Иезуит. Сикст V (Исторические романы) - Мезаботт Эрнст. Страница 22
Иезуит размышлял. Он знал, что происшедший между дофином и его любовницей разговор затронул именно ту ужасную тему, о которой он предполагал. Дофин, горячего характера и жаждущий трона, несколько раз спорил с отцом, и доходило иногда до того, что оба вынимали шпаги из ножен. И с тех пор у дофина зародился адский замысел устранить отца.
Для иезуитов этот план имел великое значение, так как если бы на престоле воцарился Генрих II, то тогда они сосредоточили бы в своих руках власть над ним. И эта власть могла стать абсолютной, если бы они имели господство также над Дианой, его любовницей. Если бы иезуиты точно знали предмет разговора между Генрихом и Дианой, направленный против Франциска, и что этот замысел принял бы огромные размеры, то Лефевр получил бы неограниченную власть над Дианой, зная ее тайну, точнее, даже преступление. Вот адский план, который отец Лефевр придумал, и, казалось, ничто не препятствовало ему, если бы не упрямство Танкреда, угрожавшее разрушить замыслы иезуита.
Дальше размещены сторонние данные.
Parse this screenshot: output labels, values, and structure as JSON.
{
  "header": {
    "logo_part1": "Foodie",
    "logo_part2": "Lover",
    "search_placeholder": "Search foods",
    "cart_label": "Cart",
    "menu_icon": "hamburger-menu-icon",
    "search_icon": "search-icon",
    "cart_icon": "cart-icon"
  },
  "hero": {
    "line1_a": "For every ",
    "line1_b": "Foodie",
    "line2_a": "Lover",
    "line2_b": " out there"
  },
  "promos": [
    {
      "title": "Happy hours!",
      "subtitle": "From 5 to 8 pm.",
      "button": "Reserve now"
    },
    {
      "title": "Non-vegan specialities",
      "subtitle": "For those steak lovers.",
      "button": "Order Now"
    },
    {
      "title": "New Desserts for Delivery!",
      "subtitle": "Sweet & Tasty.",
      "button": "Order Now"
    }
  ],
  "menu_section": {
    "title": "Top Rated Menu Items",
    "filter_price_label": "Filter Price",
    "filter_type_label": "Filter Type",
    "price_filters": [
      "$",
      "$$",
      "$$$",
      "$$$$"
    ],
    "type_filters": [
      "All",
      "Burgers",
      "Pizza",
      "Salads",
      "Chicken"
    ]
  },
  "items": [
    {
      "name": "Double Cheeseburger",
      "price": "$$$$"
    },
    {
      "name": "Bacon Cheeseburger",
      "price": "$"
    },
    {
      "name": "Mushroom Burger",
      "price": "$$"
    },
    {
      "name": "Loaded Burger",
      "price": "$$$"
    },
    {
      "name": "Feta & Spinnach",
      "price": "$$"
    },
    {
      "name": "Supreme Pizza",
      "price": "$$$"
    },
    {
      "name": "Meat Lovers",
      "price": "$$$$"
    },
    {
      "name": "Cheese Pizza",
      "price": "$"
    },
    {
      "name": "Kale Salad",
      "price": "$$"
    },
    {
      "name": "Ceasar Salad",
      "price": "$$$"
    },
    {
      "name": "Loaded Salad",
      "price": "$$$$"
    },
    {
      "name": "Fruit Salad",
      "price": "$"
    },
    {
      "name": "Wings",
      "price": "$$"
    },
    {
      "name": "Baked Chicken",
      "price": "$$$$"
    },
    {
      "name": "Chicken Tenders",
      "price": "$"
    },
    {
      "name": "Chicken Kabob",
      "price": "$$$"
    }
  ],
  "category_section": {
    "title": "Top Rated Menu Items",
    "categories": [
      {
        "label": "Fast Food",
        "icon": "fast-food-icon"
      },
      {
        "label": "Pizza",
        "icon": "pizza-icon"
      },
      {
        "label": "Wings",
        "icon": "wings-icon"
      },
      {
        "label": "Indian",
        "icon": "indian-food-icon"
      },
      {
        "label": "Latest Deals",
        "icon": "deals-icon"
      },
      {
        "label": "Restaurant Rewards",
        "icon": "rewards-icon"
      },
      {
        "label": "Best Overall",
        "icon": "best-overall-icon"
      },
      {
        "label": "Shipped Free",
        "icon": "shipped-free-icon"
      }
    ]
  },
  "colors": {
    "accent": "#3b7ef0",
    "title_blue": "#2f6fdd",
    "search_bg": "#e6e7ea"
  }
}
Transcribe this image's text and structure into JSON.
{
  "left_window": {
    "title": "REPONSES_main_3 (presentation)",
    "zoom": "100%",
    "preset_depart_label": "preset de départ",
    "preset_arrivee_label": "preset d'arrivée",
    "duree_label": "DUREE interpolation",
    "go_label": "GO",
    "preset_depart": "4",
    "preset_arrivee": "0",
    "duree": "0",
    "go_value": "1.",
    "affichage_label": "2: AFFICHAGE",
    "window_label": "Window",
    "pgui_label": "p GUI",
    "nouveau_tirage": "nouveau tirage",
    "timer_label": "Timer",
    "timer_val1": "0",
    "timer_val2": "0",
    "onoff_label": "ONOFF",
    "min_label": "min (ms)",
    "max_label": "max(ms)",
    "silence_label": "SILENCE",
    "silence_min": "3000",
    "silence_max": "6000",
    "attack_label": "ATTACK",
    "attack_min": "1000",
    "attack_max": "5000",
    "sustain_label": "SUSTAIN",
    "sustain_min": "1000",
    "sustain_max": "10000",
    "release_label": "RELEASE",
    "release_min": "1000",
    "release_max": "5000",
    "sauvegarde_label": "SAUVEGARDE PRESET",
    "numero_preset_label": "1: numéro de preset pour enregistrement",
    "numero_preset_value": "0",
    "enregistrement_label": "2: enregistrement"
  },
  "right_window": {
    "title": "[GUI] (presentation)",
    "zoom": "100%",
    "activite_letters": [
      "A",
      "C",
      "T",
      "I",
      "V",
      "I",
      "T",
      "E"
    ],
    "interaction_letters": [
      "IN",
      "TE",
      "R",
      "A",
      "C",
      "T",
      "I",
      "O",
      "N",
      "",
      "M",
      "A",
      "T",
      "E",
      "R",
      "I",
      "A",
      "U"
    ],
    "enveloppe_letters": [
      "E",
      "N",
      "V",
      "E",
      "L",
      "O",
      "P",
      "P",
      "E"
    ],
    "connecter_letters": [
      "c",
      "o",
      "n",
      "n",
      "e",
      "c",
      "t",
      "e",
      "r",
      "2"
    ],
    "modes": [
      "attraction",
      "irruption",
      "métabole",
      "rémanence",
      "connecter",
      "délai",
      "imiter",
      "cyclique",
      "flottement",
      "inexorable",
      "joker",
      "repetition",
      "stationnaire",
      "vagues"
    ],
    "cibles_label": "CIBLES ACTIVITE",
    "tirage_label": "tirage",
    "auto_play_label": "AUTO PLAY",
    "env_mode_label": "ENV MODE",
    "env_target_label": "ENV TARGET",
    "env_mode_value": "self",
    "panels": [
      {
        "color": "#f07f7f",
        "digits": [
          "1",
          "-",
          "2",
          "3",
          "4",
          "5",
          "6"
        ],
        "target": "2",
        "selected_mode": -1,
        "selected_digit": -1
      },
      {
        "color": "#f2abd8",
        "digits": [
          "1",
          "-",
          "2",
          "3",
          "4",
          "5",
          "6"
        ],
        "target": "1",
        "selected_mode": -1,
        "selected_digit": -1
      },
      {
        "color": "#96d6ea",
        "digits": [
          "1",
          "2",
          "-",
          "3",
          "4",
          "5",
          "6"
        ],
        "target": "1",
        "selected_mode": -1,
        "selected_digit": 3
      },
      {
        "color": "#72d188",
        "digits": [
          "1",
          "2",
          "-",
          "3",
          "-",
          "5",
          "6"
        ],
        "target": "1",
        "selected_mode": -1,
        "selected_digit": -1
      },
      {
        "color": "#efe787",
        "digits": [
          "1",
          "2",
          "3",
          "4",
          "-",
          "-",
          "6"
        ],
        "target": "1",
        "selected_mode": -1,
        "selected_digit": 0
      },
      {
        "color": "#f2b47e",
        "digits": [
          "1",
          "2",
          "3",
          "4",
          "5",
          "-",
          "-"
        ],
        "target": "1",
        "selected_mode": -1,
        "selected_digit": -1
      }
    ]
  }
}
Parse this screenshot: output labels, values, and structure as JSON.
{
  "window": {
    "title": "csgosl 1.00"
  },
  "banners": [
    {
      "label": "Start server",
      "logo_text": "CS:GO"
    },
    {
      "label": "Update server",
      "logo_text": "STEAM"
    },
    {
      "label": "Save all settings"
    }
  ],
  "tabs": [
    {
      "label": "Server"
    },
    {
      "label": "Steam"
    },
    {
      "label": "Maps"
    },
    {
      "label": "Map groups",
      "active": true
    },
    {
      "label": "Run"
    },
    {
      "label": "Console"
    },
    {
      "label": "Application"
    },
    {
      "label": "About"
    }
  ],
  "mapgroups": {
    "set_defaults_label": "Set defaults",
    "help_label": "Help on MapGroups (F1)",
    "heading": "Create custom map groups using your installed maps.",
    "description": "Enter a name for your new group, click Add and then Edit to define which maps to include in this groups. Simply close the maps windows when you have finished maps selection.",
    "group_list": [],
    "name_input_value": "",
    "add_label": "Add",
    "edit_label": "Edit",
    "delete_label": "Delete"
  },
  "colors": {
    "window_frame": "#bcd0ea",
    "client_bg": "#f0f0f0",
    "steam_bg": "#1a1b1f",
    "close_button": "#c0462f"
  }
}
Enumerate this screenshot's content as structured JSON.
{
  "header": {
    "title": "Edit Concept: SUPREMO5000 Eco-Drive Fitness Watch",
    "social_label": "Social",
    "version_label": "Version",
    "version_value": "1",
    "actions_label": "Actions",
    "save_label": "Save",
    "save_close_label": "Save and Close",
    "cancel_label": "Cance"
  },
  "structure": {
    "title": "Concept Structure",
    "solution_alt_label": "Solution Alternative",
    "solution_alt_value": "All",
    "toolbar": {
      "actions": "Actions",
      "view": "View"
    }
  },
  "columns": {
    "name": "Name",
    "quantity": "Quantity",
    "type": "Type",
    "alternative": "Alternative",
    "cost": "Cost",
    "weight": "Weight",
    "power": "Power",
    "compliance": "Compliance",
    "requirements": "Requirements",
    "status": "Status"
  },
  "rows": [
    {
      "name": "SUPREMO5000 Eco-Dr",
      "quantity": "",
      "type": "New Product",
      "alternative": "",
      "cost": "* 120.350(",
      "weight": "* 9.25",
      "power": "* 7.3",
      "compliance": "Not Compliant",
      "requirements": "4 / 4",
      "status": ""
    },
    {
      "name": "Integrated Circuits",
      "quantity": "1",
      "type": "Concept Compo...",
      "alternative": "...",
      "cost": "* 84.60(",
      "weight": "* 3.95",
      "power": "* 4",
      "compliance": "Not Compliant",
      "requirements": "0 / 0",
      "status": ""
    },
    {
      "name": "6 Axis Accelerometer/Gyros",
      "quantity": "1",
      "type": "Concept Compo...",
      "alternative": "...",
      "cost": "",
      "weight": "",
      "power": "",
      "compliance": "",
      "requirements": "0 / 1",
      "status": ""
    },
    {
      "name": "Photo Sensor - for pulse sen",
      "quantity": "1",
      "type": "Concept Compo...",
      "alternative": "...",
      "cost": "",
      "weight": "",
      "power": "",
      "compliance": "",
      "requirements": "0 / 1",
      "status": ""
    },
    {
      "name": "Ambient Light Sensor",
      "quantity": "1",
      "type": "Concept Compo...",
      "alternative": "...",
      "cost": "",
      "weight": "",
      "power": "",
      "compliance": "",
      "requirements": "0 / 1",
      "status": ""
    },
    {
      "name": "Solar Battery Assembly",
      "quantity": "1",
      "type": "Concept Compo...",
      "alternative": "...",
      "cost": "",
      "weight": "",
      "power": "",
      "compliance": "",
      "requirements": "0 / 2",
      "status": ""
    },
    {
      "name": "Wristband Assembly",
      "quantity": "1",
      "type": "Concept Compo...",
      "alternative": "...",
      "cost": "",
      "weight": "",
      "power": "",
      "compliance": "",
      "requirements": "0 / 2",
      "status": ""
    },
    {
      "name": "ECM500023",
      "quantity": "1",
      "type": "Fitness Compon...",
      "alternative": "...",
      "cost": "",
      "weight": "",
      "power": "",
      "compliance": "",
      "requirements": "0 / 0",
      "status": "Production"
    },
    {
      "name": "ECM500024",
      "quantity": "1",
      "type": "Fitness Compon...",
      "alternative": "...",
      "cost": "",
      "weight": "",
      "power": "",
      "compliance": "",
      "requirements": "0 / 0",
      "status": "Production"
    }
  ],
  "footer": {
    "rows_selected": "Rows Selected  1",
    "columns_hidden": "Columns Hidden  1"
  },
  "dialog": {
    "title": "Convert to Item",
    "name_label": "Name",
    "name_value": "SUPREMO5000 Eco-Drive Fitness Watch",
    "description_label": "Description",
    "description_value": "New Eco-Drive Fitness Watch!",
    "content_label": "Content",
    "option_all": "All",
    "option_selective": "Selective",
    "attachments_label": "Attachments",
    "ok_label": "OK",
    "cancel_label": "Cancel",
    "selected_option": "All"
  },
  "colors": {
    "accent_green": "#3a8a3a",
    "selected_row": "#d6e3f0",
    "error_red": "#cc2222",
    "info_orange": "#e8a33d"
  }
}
— А! Ты не хочешь добровольно говорить, так я заставлю тебя! — И прежде чем паж опомнился, иезуит повалил его, поставил ему колено на грудь и вынул кинжал.
— Будешь ты говорить теперь? — прошипел иезуит. — Или, может быть, хочешь почувствовать острие кинжала?
— Нам пора вступиться, — шепнул граф де Пуа, который не мог оставаться спокойным при этой сцене. Но Доминико остановил его жестом.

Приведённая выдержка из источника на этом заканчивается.